Fences seem to have been in the media a bit recently, and a fence seemed to be assumed by many in discussions about the Basin Reserve and Option X – though it was not one that the Arch Centre committee had necessarily presumed. I remember Guy Marriage often referring to events in the unfenced areas of Hyde Park in London, and the ability there for temporary fences to be erected for paid events. A temporary fence at the Basin, with its seemingly few ticketted events each year, appeared to be a possible resolution enabling flexibility for a design aiming for an openness to better connect the landscape from Memorial Park to the Town Belt.

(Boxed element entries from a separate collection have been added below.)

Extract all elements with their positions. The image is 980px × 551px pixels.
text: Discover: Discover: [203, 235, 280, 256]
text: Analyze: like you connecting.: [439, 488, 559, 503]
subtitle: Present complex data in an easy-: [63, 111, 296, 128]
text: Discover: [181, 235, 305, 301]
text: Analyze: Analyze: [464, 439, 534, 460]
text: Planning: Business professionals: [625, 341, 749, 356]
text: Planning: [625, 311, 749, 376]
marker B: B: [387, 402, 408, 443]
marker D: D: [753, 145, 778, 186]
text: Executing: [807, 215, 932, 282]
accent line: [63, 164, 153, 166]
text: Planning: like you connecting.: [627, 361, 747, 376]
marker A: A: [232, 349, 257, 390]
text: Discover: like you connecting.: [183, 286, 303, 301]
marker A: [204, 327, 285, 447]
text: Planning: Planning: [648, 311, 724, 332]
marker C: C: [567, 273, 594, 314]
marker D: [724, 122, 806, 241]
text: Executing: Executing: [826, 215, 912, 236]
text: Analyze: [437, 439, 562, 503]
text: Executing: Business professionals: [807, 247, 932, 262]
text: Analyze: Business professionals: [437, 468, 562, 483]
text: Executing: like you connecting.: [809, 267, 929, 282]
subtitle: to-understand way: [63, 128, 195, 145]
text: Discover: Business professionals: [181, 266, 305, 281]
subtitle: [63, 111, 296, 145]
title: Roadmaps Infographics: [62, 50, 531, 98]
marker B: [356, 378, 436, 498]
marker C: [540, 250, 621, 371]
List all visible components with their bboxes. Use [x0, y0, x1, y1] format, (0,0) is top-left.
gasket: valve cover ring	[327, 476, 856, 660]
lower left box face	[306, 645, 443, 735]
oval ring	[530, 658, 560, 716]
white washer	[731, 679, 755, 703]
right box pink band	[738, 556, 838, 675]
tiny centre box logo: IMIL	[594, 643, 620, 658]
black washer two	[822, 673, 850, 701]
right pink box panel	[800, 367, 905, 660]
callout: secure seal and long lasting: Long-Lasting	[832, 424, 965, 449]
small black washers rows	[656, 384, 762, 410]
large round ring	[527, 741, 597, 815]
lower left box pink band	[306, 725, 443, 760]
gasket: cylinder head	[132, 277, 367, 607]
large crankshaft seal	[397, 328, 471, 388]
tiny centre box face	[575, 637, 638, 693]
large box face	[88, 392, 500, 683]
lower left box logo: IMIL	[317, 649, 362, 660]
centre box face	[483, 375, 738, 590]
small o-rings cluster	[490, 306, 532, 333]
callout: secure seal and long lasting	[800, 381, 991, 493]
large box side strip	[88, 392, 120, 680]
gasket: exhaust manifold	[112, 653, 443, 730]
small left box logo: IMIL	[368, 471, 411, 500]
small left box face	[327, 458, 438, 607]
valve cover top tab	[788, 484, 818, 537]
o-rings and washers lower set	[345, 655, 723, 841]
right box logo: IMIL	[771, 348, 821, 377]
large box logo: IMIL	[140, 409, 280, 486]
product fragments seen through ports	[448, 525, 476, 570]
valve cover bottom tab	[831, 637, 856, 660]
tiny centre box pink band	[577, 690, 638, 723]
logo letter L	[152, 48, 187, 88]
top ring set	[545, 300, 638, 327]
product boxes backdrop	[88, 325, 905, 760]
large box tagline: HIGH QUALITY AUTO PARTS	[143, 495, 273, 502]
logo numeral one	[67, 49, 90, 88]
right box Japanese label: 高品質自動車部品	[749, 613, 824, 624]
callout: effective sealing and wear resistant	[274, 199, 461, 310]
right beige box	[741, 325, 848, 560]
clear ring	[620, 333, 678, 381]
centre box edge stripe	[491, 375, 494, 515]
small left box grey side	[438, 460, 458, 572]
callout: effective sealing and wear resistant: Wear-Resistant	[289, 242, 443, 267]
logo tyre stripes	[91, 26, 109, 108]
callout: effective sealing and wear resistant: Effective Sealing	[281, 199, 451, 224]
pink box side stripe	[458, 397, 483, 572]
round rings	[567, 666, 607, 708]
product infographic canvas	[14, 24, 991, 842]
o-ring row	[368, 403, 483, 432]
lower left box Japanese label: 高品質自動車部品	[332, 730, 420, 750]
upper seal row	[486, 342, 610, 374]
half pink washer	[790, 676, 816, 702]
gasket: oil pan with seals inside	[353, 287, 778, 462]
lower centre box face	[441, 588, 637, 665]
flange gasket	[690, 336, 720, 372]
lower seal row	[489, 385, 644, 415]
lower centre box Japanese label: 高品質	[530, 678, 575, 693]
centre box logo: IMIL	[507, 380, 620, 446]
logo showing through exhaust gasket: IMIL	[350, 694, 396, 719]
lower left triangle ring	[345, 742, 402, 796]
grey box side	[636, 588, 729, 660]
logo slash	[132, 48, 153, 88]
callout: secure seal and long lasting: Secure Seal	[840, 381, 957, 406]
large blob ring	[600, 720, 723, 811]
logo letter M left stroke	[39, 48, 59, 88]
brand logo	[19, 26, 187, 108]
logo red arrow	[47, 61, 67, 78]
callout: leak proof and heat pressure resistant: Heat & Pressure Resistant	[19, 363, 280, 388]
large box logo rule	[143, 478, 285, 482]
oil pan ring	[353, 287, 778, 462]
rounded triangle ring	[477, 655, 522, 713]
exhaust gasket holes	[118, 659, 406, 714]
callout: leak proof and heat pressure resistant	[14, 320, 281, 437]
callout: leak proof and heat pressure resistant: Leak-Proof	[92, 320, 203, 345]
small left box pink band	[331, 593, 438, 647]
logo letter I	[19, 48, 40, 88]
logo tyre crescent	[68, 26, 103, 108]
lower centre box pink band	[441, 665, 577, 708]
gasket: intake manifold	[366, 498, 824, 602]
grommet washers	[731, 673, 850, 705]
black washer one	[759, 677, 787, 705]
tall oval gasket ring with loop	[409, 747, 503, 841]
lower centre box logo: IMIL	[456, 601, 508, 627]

A more recent discussion is the Aitchison/Walmsley disagreement over a fence in Roseneath (which has been appealed to the High Court, following the Environment Court disagreeing with the WCC’s decision to allow the fence to be built). At issue are also ideas about access, but rather than public space it is contrary ideas about the rights of private space that are being contested. For Aitchison, access to the view from his apartment of Wellington harbour is at stake: “We went from having the best views in Wellington. They were expansive and perfect. Now we will be able to enjoy them again when the fence comes down.”
Walmsley, in contrast, wants the privacy provided by a fence removed in 1995 by the developer of Aitchison’s apartment to be reinstated. Apparently the Aitchisons’ cutting down of trees and bushes on the Walmsley property “[s]oon after the Aitchisons moved in … because their view was affected” has exacerbated the situation, according to Walmsley.
The discussion at the crit appeared to also assume fences as the architectural method to restrict access to paid events in public space, but the discussion made me wonder. In these days when there are “more mobile [phone] connections than … people in New Zealand,” and smart phones are being used for electronic boarding passes, to pay at vending machines and to enable geo-location, are the days of fences in public spaces are numbered?
With the culture of Twitter, Instagram and Facebook requiring smart phones for event images uploads, and up-to-the-minute tweeting, matched with the replacement of the decades-long tradition of waving cigarette lighters at concerts with a smoke-free “waving [of] phones about,” there seems no doubt that few would leave home sans phone to avoid ticket paying.
While the electronic might not resolve the boundary issues that Aitchison and Walmsley are currently debating, is it time to move beyond the physical boundary for at least some of our public space issues?